MANILA — The Land Transportation Franchising and Regulatory Board (LTFRB) clarified there would be no fare hike for all public utility jeepneys (PUJ).
In a statement issued Tuesday evening, the LTFRB belied reports of a fare hike and said the memorandum circular 2019-061 it issued was to merely standardize fare rates computations for modern public utility vehicles such as e-jeepneys.
“The (MC) 2019-061 on Fare Rates for Modern PUJ Services and Electric PUJ Services aims to establish a nationwide fare guideline baseline for Modern PUJs and E-Jeepneys,” the statement read.
The LTFRB said the circular does not apply to regular PUJs.
Under MC 2019-061, non-airconditioned electric and modern PUJs shall charge a fare rate 20 percent higher than regular PUJs for the first four kilometers with no rate difference in every succeeding kilometer.
For air-conditioned units, the fare rate is 20 percent higher than regular PUJ service for the first four kilometers and 20 percent higher for every succeeding kilometer.
The memorandum took effect on Wednesday (December 4).

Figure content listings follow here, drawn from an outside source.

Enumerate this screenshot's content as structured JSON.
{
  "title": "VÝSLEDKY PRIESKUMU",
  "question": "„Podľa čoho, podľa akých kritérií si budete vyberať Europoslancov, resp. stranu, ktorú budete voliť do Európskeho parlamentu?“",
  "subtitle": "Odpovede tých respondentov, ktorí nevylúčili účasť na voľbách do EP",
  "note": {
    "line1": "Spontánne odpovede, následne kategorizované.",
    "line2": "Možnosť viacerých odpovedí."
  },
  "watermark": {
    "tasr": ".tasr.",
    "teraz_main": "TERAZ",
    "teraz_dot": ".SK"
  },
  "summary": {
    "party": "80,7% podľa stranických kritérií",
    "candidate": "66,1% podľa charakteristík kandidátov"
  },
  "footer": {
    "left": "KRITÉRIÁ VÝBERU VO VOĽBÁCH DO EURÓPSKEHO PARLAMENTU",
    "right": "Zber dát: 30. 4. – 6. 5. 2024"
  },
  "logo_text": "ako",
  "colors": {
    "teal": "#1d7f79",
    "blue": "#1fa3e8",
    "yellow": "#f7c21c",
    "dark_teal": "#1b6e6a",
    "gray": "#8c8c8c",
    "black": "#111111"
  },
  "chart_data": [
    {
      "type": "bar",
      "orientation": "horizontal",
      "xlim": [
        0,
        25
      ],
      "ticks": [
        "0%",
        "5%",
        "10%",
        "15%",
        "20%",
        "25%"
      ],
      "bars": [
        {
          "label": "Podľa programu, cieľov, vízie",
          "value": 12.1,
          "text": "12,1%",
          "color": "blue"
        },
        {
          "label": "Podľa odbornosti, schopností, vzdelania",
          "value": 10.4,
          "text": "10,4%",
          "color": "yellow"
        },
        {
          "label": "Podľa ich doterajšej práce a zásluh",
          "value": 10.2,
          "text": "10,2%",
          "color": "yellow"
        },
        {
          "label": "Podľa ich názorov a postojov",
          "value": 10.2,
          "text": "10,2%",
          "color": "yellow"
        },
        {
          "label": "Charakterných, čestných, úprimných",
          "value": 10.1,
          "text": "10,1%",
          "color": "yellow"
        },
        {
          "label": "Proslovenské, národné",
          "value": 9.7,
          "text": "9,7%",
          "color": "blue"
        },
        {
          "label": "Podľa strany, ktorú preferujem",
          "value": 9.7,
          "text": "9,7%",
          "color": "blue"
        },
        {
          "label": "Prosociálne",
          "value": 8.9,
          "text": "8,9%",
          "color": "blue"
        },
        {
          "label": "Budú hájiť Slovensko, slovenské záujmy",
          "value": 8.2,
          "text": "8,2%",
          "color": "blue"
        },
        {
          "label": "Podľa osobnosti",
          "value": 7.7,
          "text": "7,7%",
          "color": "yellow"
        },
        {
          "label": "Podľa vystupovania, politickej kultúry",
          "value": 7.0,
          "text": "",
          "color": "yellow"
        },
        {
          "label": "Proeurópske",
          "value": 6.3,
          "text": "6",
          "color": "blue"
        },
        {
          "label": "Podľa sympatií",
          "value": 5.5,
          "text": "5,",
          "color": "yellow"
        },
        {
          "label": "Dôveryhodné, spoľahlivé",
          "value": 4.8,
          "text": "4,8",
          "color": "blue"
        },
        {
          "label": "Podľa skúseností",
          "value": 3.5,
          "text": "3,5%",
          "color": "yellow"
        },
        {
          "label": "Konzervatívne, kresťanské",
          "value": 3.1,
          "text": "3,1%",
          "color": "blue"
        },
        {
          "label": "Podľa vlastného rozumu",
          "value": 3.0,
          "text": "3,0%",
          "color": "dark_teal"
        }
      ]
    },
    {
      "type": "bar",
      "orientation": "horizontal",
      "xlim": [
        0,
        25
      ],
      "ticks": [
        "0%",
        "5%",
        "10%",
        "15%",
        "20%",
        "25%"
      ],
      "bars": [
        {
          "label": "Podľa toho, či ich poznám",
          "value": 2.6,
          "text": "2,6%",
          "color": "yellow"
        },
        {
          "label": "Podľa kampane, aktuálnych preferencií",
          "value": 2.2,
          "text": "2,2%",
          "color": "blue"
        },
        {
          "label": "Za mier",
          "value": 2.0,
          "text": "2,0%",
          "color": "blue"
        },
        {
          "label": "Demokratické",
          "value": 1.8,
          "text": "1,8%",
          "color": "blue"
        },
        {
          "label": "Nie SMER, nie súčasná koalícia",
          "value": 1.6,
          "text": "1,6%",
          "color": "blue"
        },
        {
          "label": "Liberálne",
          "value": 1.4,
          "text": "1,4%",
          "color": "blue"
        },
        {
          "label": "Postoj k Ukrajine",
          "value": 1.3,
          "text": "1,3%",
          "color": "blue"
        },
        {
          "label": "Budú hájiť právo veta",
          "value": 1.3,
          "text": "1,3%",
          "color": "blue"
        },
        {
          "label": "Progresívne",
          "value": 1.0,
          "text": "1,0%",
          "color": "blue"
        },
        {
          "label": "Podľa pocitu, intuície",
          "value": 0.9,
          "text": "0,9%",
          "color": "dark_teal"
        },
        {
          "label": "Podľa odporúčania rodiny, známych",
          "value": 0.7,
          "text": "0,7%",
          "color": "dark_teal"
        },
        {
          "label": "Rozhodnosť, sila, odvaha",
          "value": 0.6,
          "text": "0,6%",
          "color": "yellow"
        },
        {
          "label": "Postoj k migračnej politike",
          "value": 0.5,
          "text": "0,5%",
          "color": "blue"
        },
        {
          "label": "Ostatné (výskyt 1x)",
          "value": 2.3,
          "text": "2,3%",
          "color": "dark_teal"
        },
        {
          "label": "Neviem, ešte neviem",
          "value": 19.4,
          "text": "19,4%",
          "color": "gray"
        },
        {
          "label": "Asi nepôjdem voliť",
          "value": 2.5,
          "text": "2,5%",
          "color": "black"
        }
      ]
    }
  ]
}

The new fare rates, according to the memorandum, is justified through the “unquantifiable” benefits of modern PUJs to the environment aside from the increased cost of maintenance of such units.
“The public has a value of knowing that by acting more environmentally correct, the more they contribute to future generation’s wellbeing,” the circular read.
On November 20, the Department of Transportation (DOTr) canceled the automatic phaseout of old jeepneys by June 30, 2020, and instead required a yearly roadworthiness test for such units, consolidation of operators into cooperatives or corporations, among other requirements.
The DOTr added that once sufficient modern PUVs ply the routes of traditional PUJs, the provisional authority of these non-modern PUJs would be canceled automatically.